In practice, it fell to a sometimes powder-burned Ted Klein, a young
researcher now working at DuPont, to fire the gun and dodge bits of
high-velocity debris. Klein soon began tying a length of string to
the trigger and leaving the room before firing the gun. Researchers
on the second floor of Cornell's Hedrick Hall never did get used to
the sporadic gunfire coming coming from Sanford's lab. And neither
did the cells. They often died from the effect of blast and
gunpowder.  But Sanford and Klein slowly improved their techniques.
Klein's work eventually led to the first successful biolistic
transformations of plants. By 1986, with improvements in the
gun-today's gene guns are most likely powered by gas, such as
helium-Sanford's lab, in collaboration with Pioneer Hi-Bred
International, Inc., produced the first transformation of corn.

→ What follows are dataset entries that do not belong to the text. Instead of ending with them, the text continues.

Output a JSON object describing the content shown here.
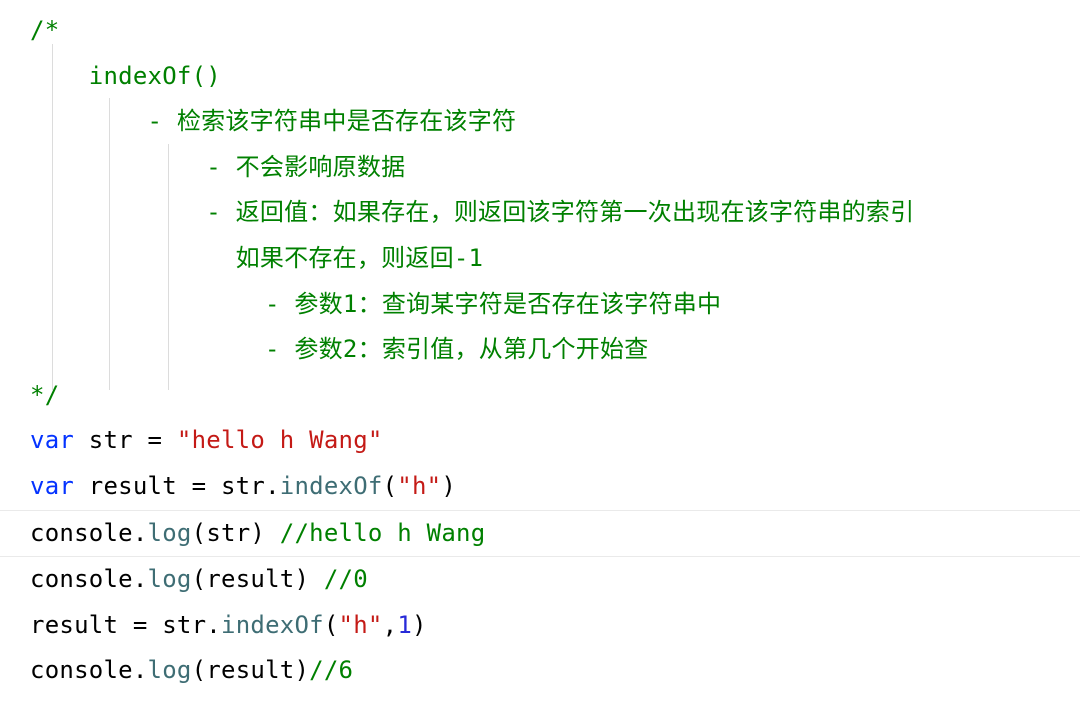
{
  "code": {
    "comment": {
      "open": "/*",
      "l_method": "indexOf()",
      "l_desc": "- 检索该字符串中是否存在该字符",
      "l_desc2": "- 不会影响原数据",
      "l_return": "- 返回值：如果存在，则返回该字符第一次出现在该字符串的索引",
      "l_return2": "  如果不存在，则返回-1",
      "l_param1": "- 参数1：查询某字符是否存在该字符串中",
      "l_param2": "- 参数2：索引值，从第几个开始查",
      "close": "*/"
    },
    "kw_var1": "var",
    "id_str": " str ",
    "op_eq1": "= ",
    "str_lit": "\"hello h Wang\"",
    "kw_var2": "var",
    "id_result": " result ",
    "op_eq2": "= ",
    "id_str2": "str",
    "dot1": ".",
    "m_indexof1": "indexOf",
    "paren_o1": "(",
    "arg_h1": "\"h\"",
    "paren_c1": ")",
    "id_console1": "console",
    "dot2": ".",
    "m_log1": "log",
    "paren_o2": "(",
    "arg_str3": "str",
    "paren_c2": ") ",
    "cm_out1": "//hello h Wang",
    "id_console2": "console",
    "dot3": ".",
    "m_log2": "log",
    "paren_o3": "(",
    "arg_res1": "result",
    "paren_c3": ") ",
    "cm_out2": "//0",
    "id_res_assign": "result ",
    "op_eq3": "= ",
    "id_str3": "str",
    "dot4": ".",
    "m_indexof2": "indexOf",
    "paren_o4": "(",
    "arg_h2": "\"h\"",
    "comma": ",",
    "arg_1": "1",
    "paren_c4": ")",
    "id_console3": "console",
    "dot5": ".",
    "m_log3": "log",
    "paren_o5": "(",
    "arg_res2": "result",
    "paren_c5": ")",
    "cm_out3": "//6"
  },
  "indent": {
    "i1": "    ",
    "i2": "        ",
    "i3": "            ",
    "i4": "                "
  }
}
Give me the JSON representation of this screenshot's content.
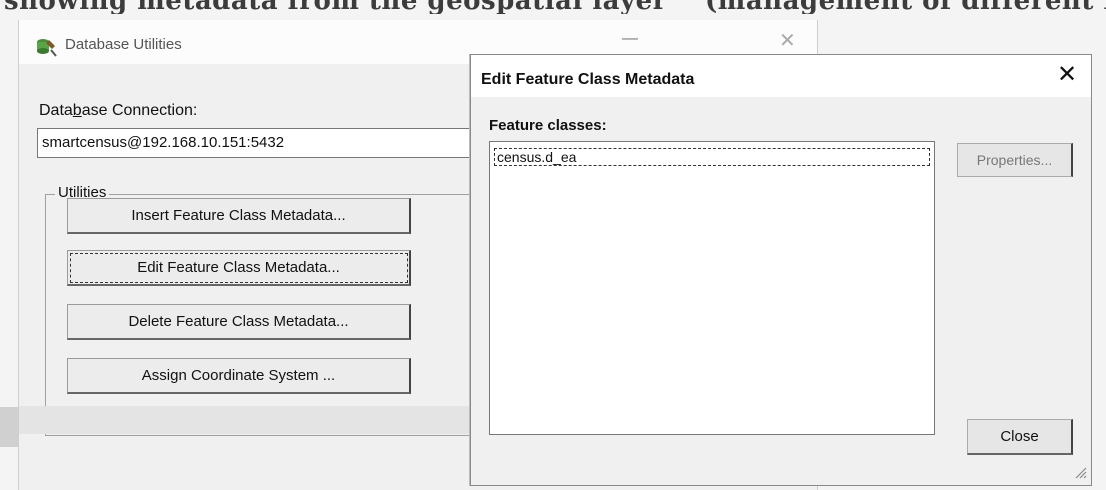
{
  "document_text": {
    "left": "showing metadata from the geospatial layer",
    "right": "(management of different la"
  },
  "background_dialog": {
    "title": "Database Utilities",
    "app_icon": "database-tool-icon",
    "close_glyph": "✕",
    "connection_label_prefix": "Data",
    "connection_label_underlined": "b",
    "connection_label_suffix": "ase Connection:",
    "connection_value": "smartcensus@192.168.10.151:5432",
    "utilities_label": "Utilities",
    "buttons": [
      {
        "label": "Insert Feature Class Metadata..."
      },
      {
        "label": "Edit Feature Class Metadata..."
      },
      {
        "label": "Delete Feature Class Metadata..."
      },
      {
        "label": "Assign Coordinate System ..."
      }
    ]
  },
  "edit_dialog": {
    "title": "Edit Feature Class Metadata",
    "close_glyph": "✕",
    "feature_classes_label": "Feature classes:",
    "feature_classes": [
      "census.d_ea"
    ],
    "properties_label": "Properties...",
    "close_label": "Close"
  }
}
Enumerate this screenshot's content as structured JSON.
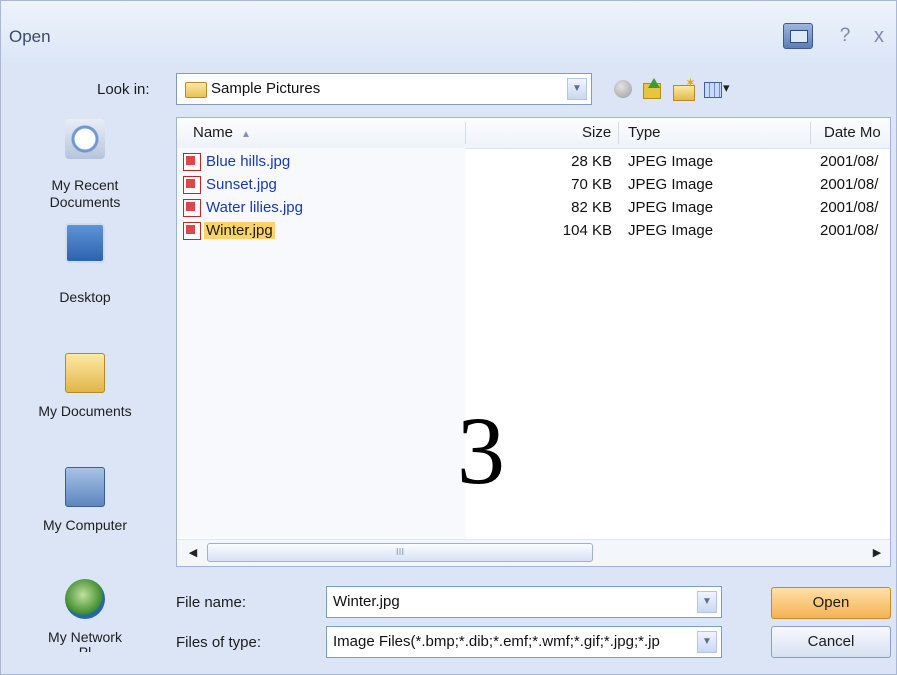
{
  "window": {
    "title": "Open",
    "help_glyph": "?",
    "close_glyph": "x"
  },
  "toolbar": {
    "look_in_label": "Look in:",
    "look_in_value": "Sample Pictures"
  },
  "places": [
    {
      "label_line1": "My Recent",
      "label_line2": "Documents",
      "icon": "recent-documents-icon"
    },
    {
      "label_line1": "Desktop",
      "label_line2": "",
      "icon": "desktop-icon"
    },
    {
      "label_line1": "My Documents",
      "label_line2": "",
      "icon": "my-documents-icon"
    },
    {
      "label_line1": "My Computer",
      "label_line2": "",
      "icon": "my-computer-icon"
    },
    {
      "label_line1": "My Network",
      "label_line2": "Pl",
      "icon": "my-network-icon"
    }
  ],
  "list": {
    "columns": {
      "name": "Name",
      "size": "Size",
      "type": "Type",
      "date": "Date Mo"
    },
    "rows": [
      {
        "name": "Blue hills.jpg",
        "size": "28 KB",
        "type": "JPEG Image",
        "date": "2001/08/"
      },
      {
        "name": "Sunset.jpg",
        "size": "70 KB",
        "type": "JPEG Image",
        "date": "2001/08/"
      },
      {
        "name": "Water lilies.jpg",
        "size": "82 KB",
        "type": "JPEG Image",
        "date": "2001/08/"
      },
      {
        "name": "Winter.jpg",
        "size": "104 KB",
        "type": "JPEG Image",
        "date": "2001/08/",
        "selected": true
      }
    ],
    "overlay_number": "3",
    "scroll_grip": "III"
  },
  "file_name": {
    "label": "File name:",
    "value": "Winter.jpg"
  },
  "file_type": {
    "label": "Files of type:",
    "value": "Image Files(*.bmp;*.dib;*.emf;*.wmf;*.gif;*.jpg;*.jp"
  },
  "buttons": {
    "open": "Open",
    "cancel": "Cancel"
  },
  "colors": {
    "selection": "#ffd36b",
    "open_button": "#f4b352",
    "link_text": "#1a3aa8"
  }
}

Sanford and Klein's gun shattered the biotech bottleneck. Researchers
knew what some genes did and even how to get some inside plants, but
the gun made the process faster, more reliable and less expensive.
Plus it worked in a wide variety of applications. From that work,
Sanford has moved on. After selling the rights to his gene gun to
DuPont and selling Sanford Scientific, a company he founded, a
financially-secure Sanford opened the doors to his Feed My Sheep
Institute in Waterloo, N.Y.

A deeply religious man, Sanford hoped to transfer for free the
benefits of plant genetic engineering to Third World nations.
Although his intentions were honorable, the real-world costs were too
high. So Sanford has mothballed Feed My Sheep. Today, he works some
on his own human gene gun, but more often he is engaged in what he
calls the field of Christian spiritual nutrition. He won't say much
about it, except that his work takes on some of the rougher edges of
TV of the Internet. With regard to some of today's biotechnology
controversies-particularly charges about Aventis' StarLink seed
potentially causing allergic reactions in humans-Sanford admits some
confusion. He points out that the proteins of dispute are very
similar to ones that, for decades, have been an important tool in
organic farming.

What's more, he says, "We're exposed to tens or hundreds of thousands
of proteins in a normal diet. There are a bewildering array of
potential allergens. They have never been regulated. But now there
seems to be [a movement to] arbitrarily and artificially raise
barriers [to their advanced use]." He finds today's loud and angry
biotech debate a bit ironic. As a student in the 1970s, Sanford
remembers his alarm at the prospect of mass starvation. The thought
of the "population bomb" drew him into the field of plant breeding.

And with the fruits of his labor, Sanford has helped bring the
promise of genetic engineering to all who must eat to live.